Local business Pizza Shuttle faces its potential end


Delaney Benson

(Photo Illustration)

Jake Hamilton, Opinion Editor

Pizza Shuttle sits in the same place on Tamarack that it has for the past 24 years, but today, the air is different. The workers prepare the food with their usual diligence, but today, many eyes are angled down with sadness.

The door opens with a crash. “Where can I sign that petition?!” local Trish Gapik said. “We do not need another freaking Subway.”

Frank Scarborough has owned Pizza Shuttle for 24 years; 15 years ago, he was joined by co-owners Mr. and Mrs. Eubanks. After the Pizza Shuttle lease expired, Hinds Investments signed a lease with Subway. Subway plans to move from their Carlsbad Village Drive location to the Pizza Shuttle location on Tamarack. If this plan goes through, Pizza Shuttle will close down on Dec. 20.

“It’s a money grab,” co-owner Susan Eubanks said. “Subway just came in and said ‘we want this place and that’s that.’ So now out from underneath us, instead of negotiating a new lease, [Hinds Investments is] kicking us out to put Subway in.”

Subway’s district manager declined to comment on this situation.

Similarly, just months ago, word spread that the Armenian Cafe would be shut down in order to build a Marriott Hotel. For many, what’s happening now with Pizza Shuttle is part of the same detrimental trend.

“Corporate greed is certainly a big problem in Carlsbad,” Susan Eubanks said. “We really just want to save small businesses, mom-and-pop places like our own.”

While the squabble over the Tamarack location may seem insignificant for a giant corporation like Subway, Pizza Shuttle faces difficulty in its struggle to reestablish the restaurant. Looking for new locations, the owners soon found that there was no space in Carlsbad Village. Furthermore, if they went to the other side of town, they could lose their local customers, and face rent outside of their budget.

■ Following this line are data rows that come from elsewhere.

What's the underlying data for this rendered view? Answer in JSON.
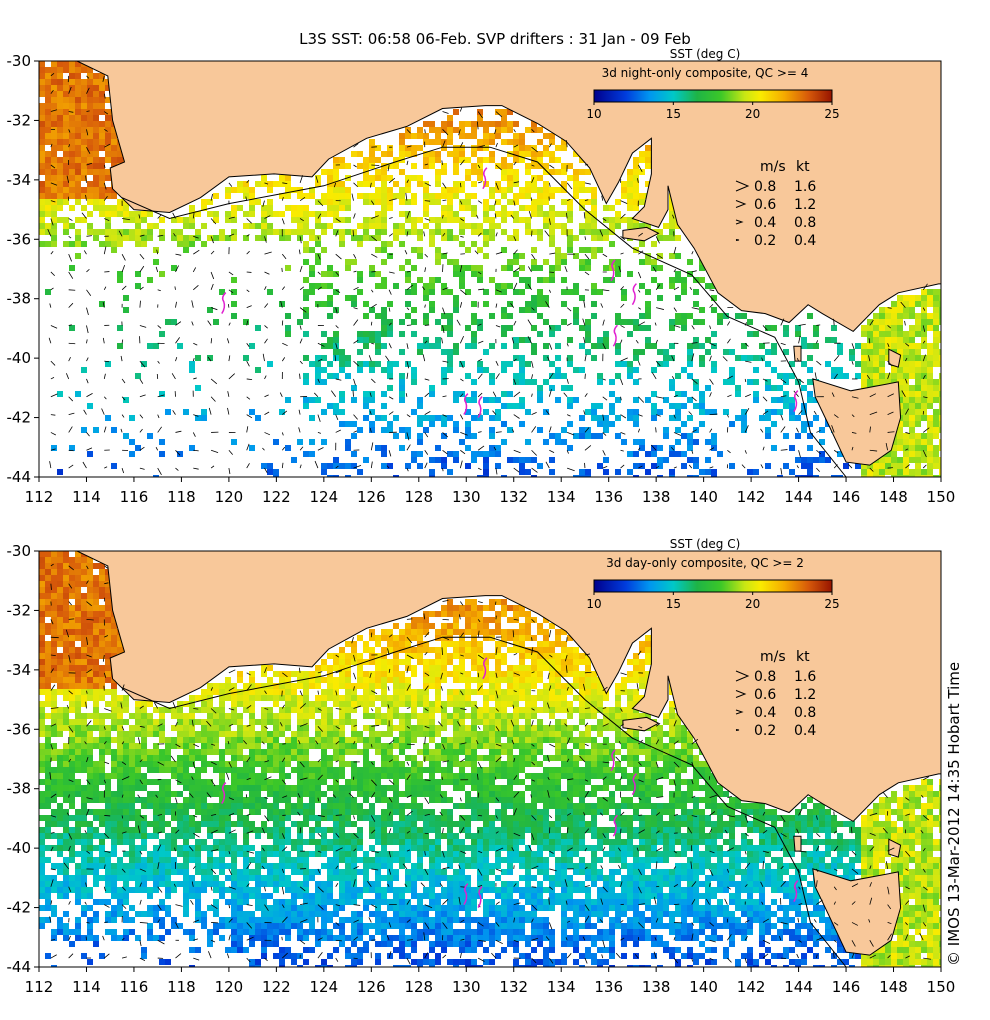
{
  "title": "L3S SST: 06:58 06-Feb. SVP drifters : 31 Jan - 09 Feb",
  "credit": "© IMOS 13-Mar-2012 14:35 Hobart Time",
  "colors": {
    "land": "#f8c89a",
    "drifter": "#e020d0",
    "arrow": "#000000"
  },
  "chart_data": [
    {
      "type": "heatmap",
      "panel": "top",
      "colorbar": {
        "title": "SST (deg C)",
        "subtitle": "3d night-only composite, QC >= 4",
        "min": 10,
        "max": 25,
        "ticks": [
          10,
          15,
          20,
          25
        ]
      },
      "xlim": [
        112,
        150
      ],
      "ylim": [
        -44,
        -30
      ],
      "x_ticks": [
        112,
        114,
        116,
        118,
        120,
        122,
        124,
        126,
        128,
        130,
        132,
        134,
        136,
        138,
        140,
        142,
        144,
        146,
        148,
        150
      ],
      "y_ticks": [
        -30,
        -32,
        -34,
        -36,
        -38,
        -40,
        -42,
        -44
      ],
      "legend": {
        "header_ms": "m/s",
        "header_kt": "kt",
        "rows": [
          {
            "ms": "0.8",
            "kt": "1.6"
          },
          {
            "ms": "0.6",
            "kt": "1.2"
          },
          {
            "ms": "0.4",
            "kt": "0.8"
          },
          {
            "ms": "0.2",
            "kt": "0.4"
          }
        ]
      }
    },
    {
      "type": "heatmap",
      "panel": "bottom",
      "colorbar": {
        "title": "SST (deg C)",
        "subtitle": "3d day-only composite, QC >= 2",
        "min": 10,
        "max": 25,
        "ticks": [
          10,
          15,
          20,
          25
        ]
      },
      "xlim": [
        112,
        150
      ],
      "ylim": [
        -44,
        -30
      ],
      "x_ticks": [
        112,
        114,
        116,
        118,
        120,
        122,
        124,
        126,
        128,
        130,
        132,
        134,
        136,
        138,
        140,
        142,
        144,
        146,
        148,
        150
      ],
      "y_ticks": [
        -30,
        -32,
        -34,
        -36,
        -38,
        -40,
        -42,
        -44
      ],
      "legend": {
        "header_ms": "m/s",
        "header_kt": "kt",
        "rows": [
          {
            "ms": "0.8",
            "kt": "1.6"
          },
          {
            "ms": "0.6",
            "kt": "1.2"
          },
          {
            "ms": "0.4",
            "kt": "0.8"
          },
          {
            "ms": "0.2",
            "kt": "0.4"
          }
        ]
      }
    }
  ]
}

“This environment is so bad for us small businesses in California,” co-owner Scarborough said. “We just seem to be getting hit on all sides at all times. We’ve spent the past ten days looking for other locations. So now about all we can do is hope something happens with Subway or our landlord this week.”

The difficulty for local business doesn’t only affect the owners; the community relies on Pizza Shuttle as well. Many CHS students have worked there over the years, many classes rely on Pizza Shuttle’s ability to deliver right to the school (the owners got the idea from the movie Fast Times at Ridgemont High), and many community events are sponsored by Pizza Shuttle.

“We actually give back to the community,” Susan Eubanks said. “We also employ 20 people, 10 of which are full time. Subway won’t be employing that many people. So we’re going to see a lot of people losing jobs. There will be one less restaurant to be donating pizzas to CHS and sponsoring all of these sports teams. Subway is not going to be getting involved with the community like Pizza Shuttle has.”

The owners feel grateful for the community support as they continue to rack up petition signatures. In the end, the future of the restaurant remains uncertain.

“It’s legal but it’s not right,” Susan Eubanks said. “We’re hoping Subway will do the right thing and realize ‘wow, these people have been here 24 years.’ We know that our fight is a hard fight. We want to send a message to Carlsbad: we need to protect small business.”